It's hard enough to be on the absolute cutting edge of any field. For me, that field is AI, specifically computer vision. We (Electrical Engineering) were asked to participate in D3EM to bring the D (data-driven) piece to the program. We bring the informatics. We bring the advanced algorithmic methodologies, the models, the nuts and bolts of what most refer to in a hand-wavy fashion as "AI." There are legs to that. We bring the legs.
This field does not move slowly. It advances by light years at almost every conference throughout the year. Things that are relatively new in "normal time" are centuries old in machine learning world. Take, for instance, Generative Adversarial Networks (GANs). Most people are just now starting to hear about them and the impressive generation capabilities they bring to the fight.
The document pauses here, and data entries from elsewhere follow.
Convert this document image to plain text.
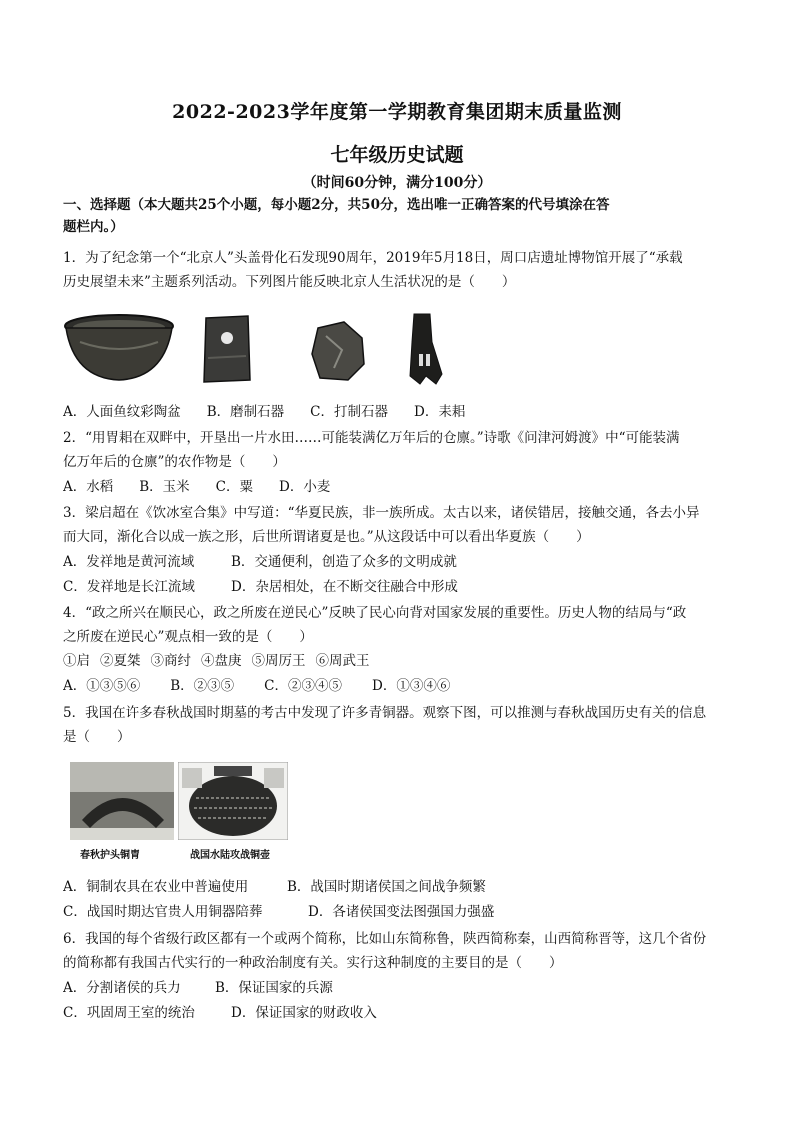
2022-2023学年度第一学期教育集团期末质量监测
七年级历史试题
（时间60分钟，满分100分）
一、选择题（本大题共25个小题，每小题2分，共50分，选出唯一正确答案的代号填涂在答
题栏内。）
1．为了纪念第一个“北京人”头盖骨化石发现90周年，2019年5月18日，周口店遗址博物馆开展了“承载
历史展望未来”主题系列活动。下列图片能反映北京人生活状况的是（　　）
A．人面鱼纹彩陶盆 B．磨制石器 C．打制石器 D．耒耜
2．“用胃耜在双畔中，开垦出一片水田……可能装满亿万年后的仓廪。”诗歌《问津河姆渡》中“可能装满
亿万年后的仓廪”的农作物是（　　）
A．水稻 B．玉米 C．粟 D．小麦
3．梁启超在《饮冰室合集》中写道：“华夏民族，非一族所成。太古以来，诸侯错居，接触交通，各去小异
而大同，渐化合以成一族之形，后世所谓诸夏是也。”从这段话中可以看出华夏族（　　）
A．发祥地是黄河流域	B．交通便利，创造了众多的文明成就
C．发祥地是长江流域	D．杂居相处，在不断交往融合中形成
4．“政之所兴在顺民心，政之所废在逆民心”反映了民心向背对国家发展的重要性。历史人物的结局与“政
之所废在逆民心”观点相一致的是（　　）
①启 ②夏桀 ③商纣 ④盘庚 ⑤周厉王 ⑥周武王
A．①③⑤⑥ B．②③⑤ C．②③④⑤ D．①③④⑥
5．我国在许多春秋战国时期墓的考古中发现了许多青铜器。观察下图，可以推测与春秋战国历史有关的信息
是（　　）
春秋护头铜胄	战国水陆攻战铜壶
A．铜制农具在农业中普遍使用	B．战国时期诸侯国之间战争频繁
C．战国时期达官贵人用铜器陪葬	D．各诸侯国变法图强国力强盛
6．我国的每个省级行政区都有一个或两个简称，比如山东简称鲁，陕西简称秦，山西简称晋等，这几个省份
的简称都有我国古代实行的一种政治制度有关。实行这种制度的主要目的是（　　）
A．分割诸侯的兵力	B．保证国家的兵源
C．巩固周王室的统治	D．保证国家的财政收入
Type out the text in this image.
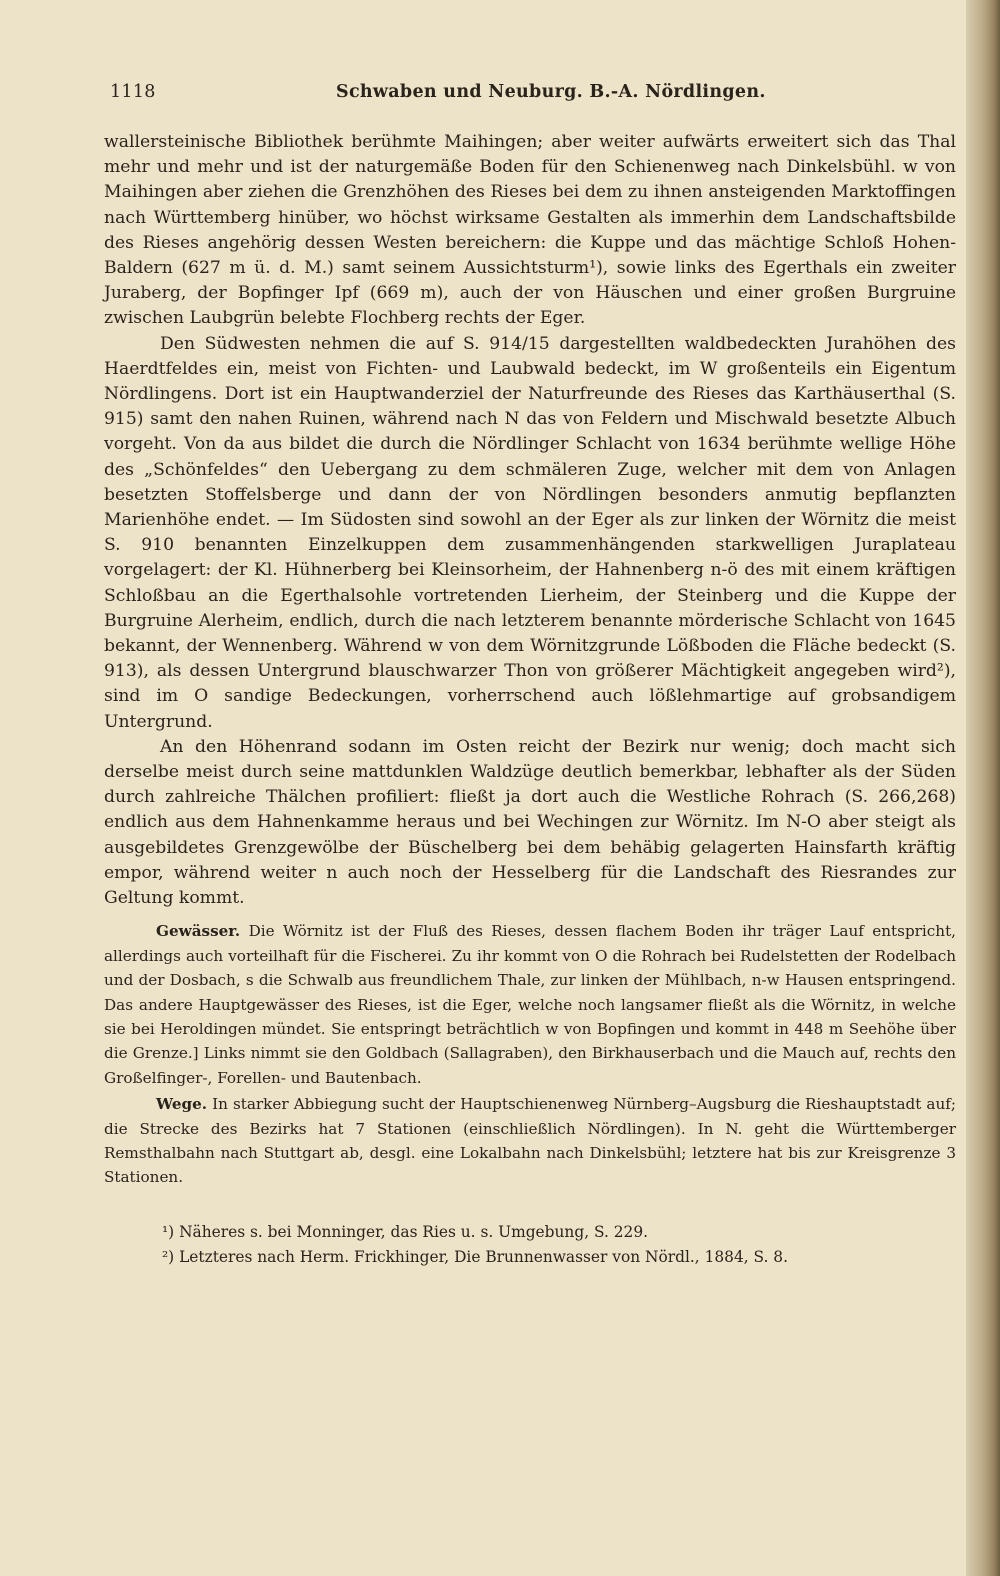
1118	Schwaben und Neuburg. B.-A. Nördlingen.

wallersteinische Bibliothek berühmte Maihingen; aber weiter aufwärts erweitert sich das Thal mehr und mehr und ist der naturgemäße Boden für den Schienenweg nach Dinkelsbühl. w von Maihingen aber ziehen die Grenzhöhen des Rieses bei dem zu ihnen ansteigenden Marktoffingen nach Württemberg hinüber, wo höchst wirksame Gestalten als immerhin dem Landschaftsbilde des Rieses angehörig dessen Westen bereichern: die Kuppe und das mächtige Schloß Hohen-Baldern (627 m ü. d. M.) samt seinem Aussichtsturm¹), sowie links des Egerthals ein zweiter Juraberg, der Bopfinger Ipf (669 m), auch der von Häuschen und einer großen Burgruine zwischen Laubgrün belebte Flochberg rechts der Eger.

Den Südwesten nehmen die auf S. 914/15 dargestellten waldbedeckten Jurahöhen des Haerdtfeldes ein, meist von Fichten- und Laubwald bedeckt, im W großenteils ein Eigentum Nördlingens. Dort ist ein Hauptwanderziel der Naturfreunde des Rieses das Karthäuserthal (S. 915) samt den nahen Ruinen, während nach N das von Feldern und Mischwald besetzte Albuch vorgeht. Von da aus bildet die durch die Nördlinger Schlacht von 1634 berühmte wellige Höhe des „Schönfeldes“ den Uebergang zu dem schmäleren Zuge, welcher mit dem von Anlagen besetzten Stoffelsberge und dann der von Nördlingen besonders anmutig bepflanzten Marienhöhe endet. — Im Südosten sind sowohl an der Eger als zur linken der Wörnitz die meist S. 910 benannten Einzelkuppen dem zusammenhängenden starkwelligen Juraplateau vorgelagert: der Kl. Hühnerberg bei Kleinsorheim, der Hahnenberg n-ö des mit einem kräftigen Schloßbau an die Egerthalsohle vortretenden Lierheim, der Steinberg und die Kuppe der Burgruine Alerheim, endlich, durch die nach letzterem benannte mörderische Schlacht von 1645 bekannt, der Wennenberg. Während w von dem Wörnitzgrunde Lößboden die Fläche bedeckt (S. 913), als dessen Untergrund blauschwarzer Thon von größerer Mächtigkeit angegeben wird²), sind im O sandige Bedeckungen, vorherrschend auch lößlehmartige auf grobsandigem Untergrund.

An den Höhenrand sodann im Osten reicht der Bezirk nur wenig; doch macht sich derselbe meist durch seine mattdunklen Waldzüge deutlich bemerkbar, lebhafter als der Süden durch zahlreiche Thälchen profiliert: fließt ja dort auch die Westliche Rohrach (S. 266,268) endlich aus dem Hahnenkamme heraus und bei Wechingen zur Wörnitz. Im N-O aber steigt als ausgebildetes Grenzgewölbe der Büschelberg bei dem behäbig gelagerten Hainsfarth kräftig empor, während weiter n auch noch der Hesselberg für die Landschaft des Riesrandes zur Geltung kommt.

Gewässer. Die Wörnitz ist der Fluß des Rieses, dessen flachem Boden ihr träger Lauf entspricht, allerdings auch vorteilhaft für die Fischerei. Zu ihr kommt von O die Rohrach bei Rudelstetten der Rodelbach und der Dosbach, s die Schwalb aus freundlichem Thale, zur linken der Mühlbach, n-w Hausen entspringend. Das andere Hauptgewässer des Rieses, ist die Eger, welche noch langsamer fließt als die Wörnitz, in welche sie bei Heroldingen mündet. Sie entspringt beträchtlich w von Bopfingen und kommt in 448 m Seehöhe über die Grenze.] Links nimmt sie den Goldbach (Sallagraben), den Birkhauserbach und die Mauch auf, rechts den Großelfinger-, Forellen- und Bautenbach.

Wege. In starker Abbiegung sucht der Hauptschienenweg Nürnberg–Augsburg die Rieshauptstadt auf; die Strecke des Bezirks hat 7 Stationen (einschließlich Nördlingen). In N. geht die Württemberger Remsthalbahn nach Stuttgart ab, desgl. eine Lokalbahn nach Dinkelsbühl; letztere hat bis zur Kreisgrenze 3 Stationen.

¹) Näheres s. bei Monninger, das Ries u. s. Umgebung, S. 229.

²) Letzteres nach Herm. Frickhinger, Die Brunnenwasser von Nördl., 1884, S. 8.
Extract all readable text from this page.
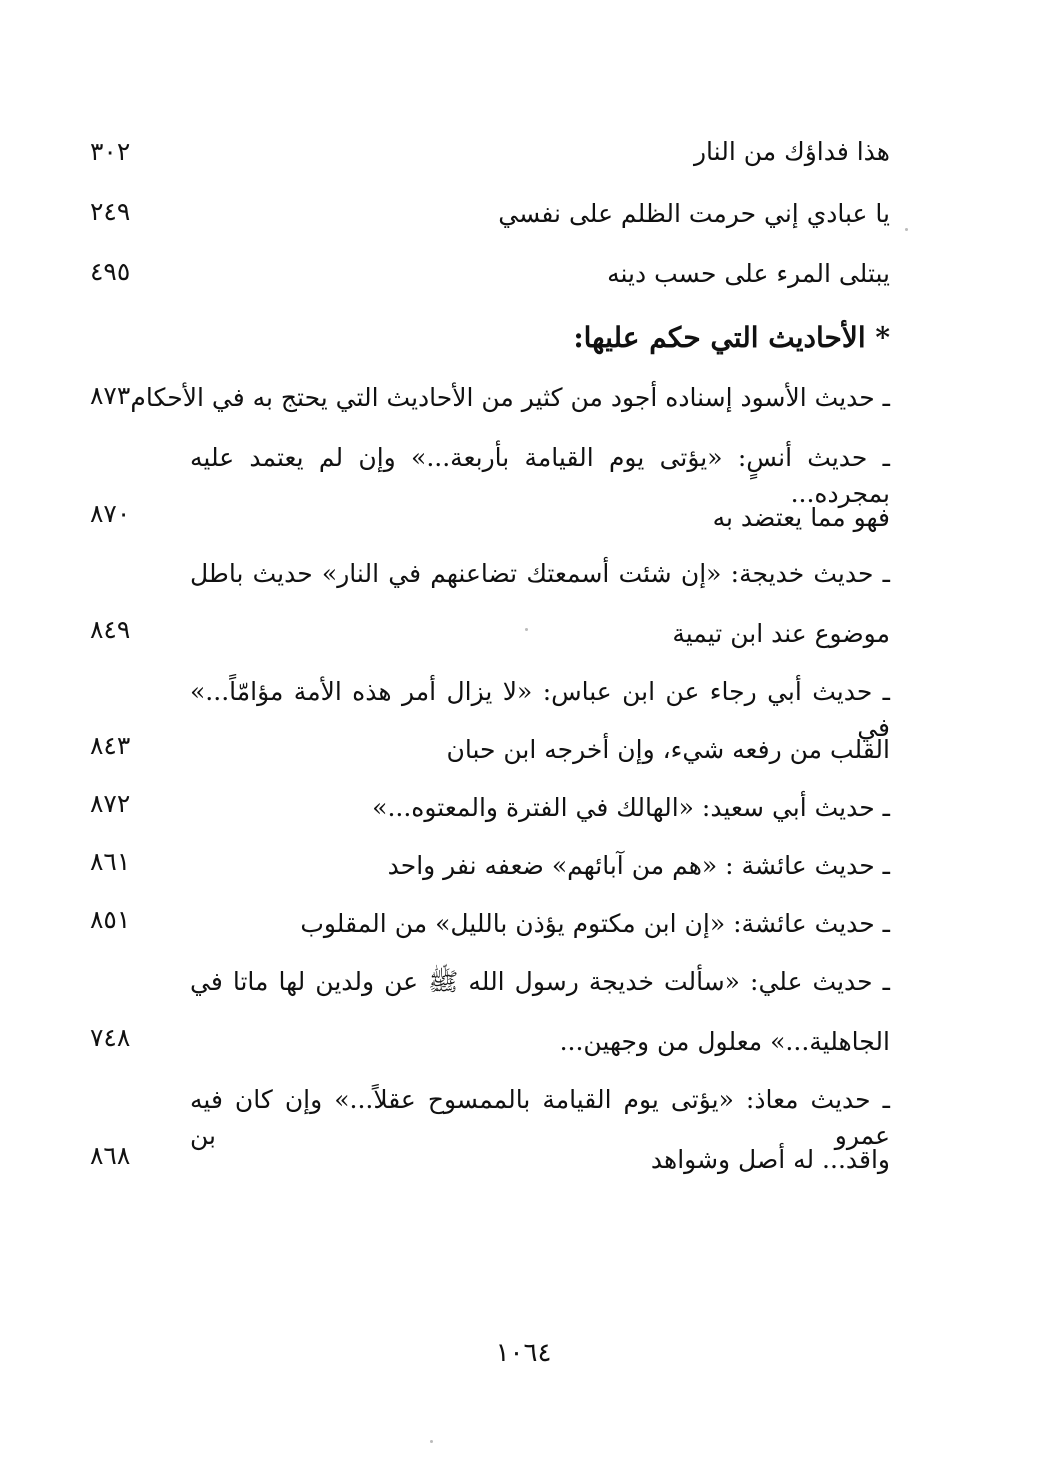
هذا فداؤك من النار
٣٠٢
يا عبادي إني حرمت الظلم على نفسي
٢٤٩
يبتلى المرء على حسب دينه
٤٩٥
* الأحاديث التي حكم عليها:
ـ حديث الأسود إسناده أجود من كثير من الأحاديث التي يحتج به في الأحكام
٨٧٣
ـ حديث أنسٍ: «يؤتى يوم القيامة بأربعة...» وإن لم يعتمد عليه بمجرده...
فهو مما يعتضد به
٨٧٠
ـ حديث خديجة: «إن شئت أسمعتك تضاعنهم في النار» حديث باطل
موضوع عند ابن تيمية
٨٤٩
ـ حديث أبي رجاء عن ابن عباس: «لا يزال أمر هذه الأمة مؤامّاً...» في
القلب من رفعه شيء، وإن أخرجه ابن حبان
٨٤٣
ـ حديث أبي سعيد: «الهالك في الفترة والمعتوه...»
٨٧٢
ـ حديث عائشة : «هم من آبائهم» ضعفه نفر واحد
٨٦١
ـ حديث عائشة: «إن ابن مكتوم يؤذن بالليل» من المقلوب
٨٥١
ـ حديث علي: «سألت خديجة رسول الله ﷺ عن ولدين لها ماتا في
الجاهلية...» معلول من وجهين...
٧٤٨
ـ حديث معاذ: «يؤتى يوم القيامة بالممسوح عقلاً...» وإن كان فيه عمرو بن
واقد... له أصل وشواهد
٨٦٨
١٠٦٤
In the CV world, a GAN is already a time-tested and true concept. Most people that work in the CV field can't image life without them. Hundreds, if not thousands, of flavors of GANs have been proposed since Ian Goodfellow proposed the first GAN at NIPS in 2014. They are capable of generating all sorts of data, approximating all sorts of distributions. For context, MLPs (neural networks) are nonlinear function approximations - thats why they're so attractive to almost every field, you can just pump data in and get a black box that learns and will tell you the patterns, and classify or regress new points with no a-priori knowledge about the original model. GANs did that for data generation - generating approximated samples from functions, images, time series data like videos and audio, all of it. GANs are evolving at light speed, they have come so far its impossible to fully wrap your head around all of it. And the first one was proposed 6 years ago. 6 years. And there have been thousands of publications mentioning GANs, proposing new ones or improving them in some capacity.
Let that sink in, a term that was created 6 years ago has 301m hits on a google search. For context, MRI has 100m, particle physics has 182m, and relativity has 28m. In 6 years, this one concept has surpassed the volume of information (loosely interpreted, obviously) as fields that have existed for decades and changed the face of science. In 6 years.
Don't blink, you'll miss it.
As described above, Deep Learning is advancing at a breakneck pace. It takes one's full, 100% engagement to keep ahead of that field, less enough make contributions. If you take your eye off that ball, for even a second, you're going to miss something - probably something important. You won't be thinking about the problems that the DL community is facing and how to fix them. You won't see the new optimizer or algorithm when it comes out, one that all your peers are discussing at the "water cooler." You're now late to the party.
So, why would you take your eye off the ball? Why would you stop building and testing models, and keeping ahead of the literature as it comes out?
Maybe to look at another target. One that's completely unrelated.
Materials Science is rapidly adopting deep learning methodologies, but is a few years behind. This is good and bad. Its good, since there is a lot of DL-based methodologies that can be ported to materials science. This would make a great career for a materials science researcher, as its very novel in that field. However, this is bad for the ML practitioner that is operating in that space. A new application of an existing DL framework is great in the materials science community, but the DL community is less interested. For instance, applying a GAN to a materials dataset is very new to the field of materials science, but GANs are not new to the DL community. Someone that is seeking a Ph.D. in a field like Electrical Engineering isn't going to get kudos for applying an existing framework to a new problem. A materials scientist would.
It is less than productive to split focus. To get to the point of "research level" understanding in two entirely different fields - here it's DL and Materials Science - takes a significant amount of time and energy, and sanity. The concept of an "interdisciplinary team" is useful, but only if all the experts understand the nuts and bolts of other experts. In some capacity it is good for a DL researcher to explain how a CNN works to someone that doesn't understand it. In some situations it's not as good, and more effective for one individual that really understands both to find applications and parallels in both fields that only they can see.
For deep learning, either you're contributing to the common body of DL knowledge or you're applying it to a subdomain on which it has a useful effect. Doing both concurrently is difficult, time consuming, and sometimes proves ineffective.
At best, interdisciplinary research can provide unique insights that will advance multiple fields simultaneously. At worst, it creates a situation where an individual is spread too thin, looking left when they should be looking right, and eventually doomed to mediocracy in both fields.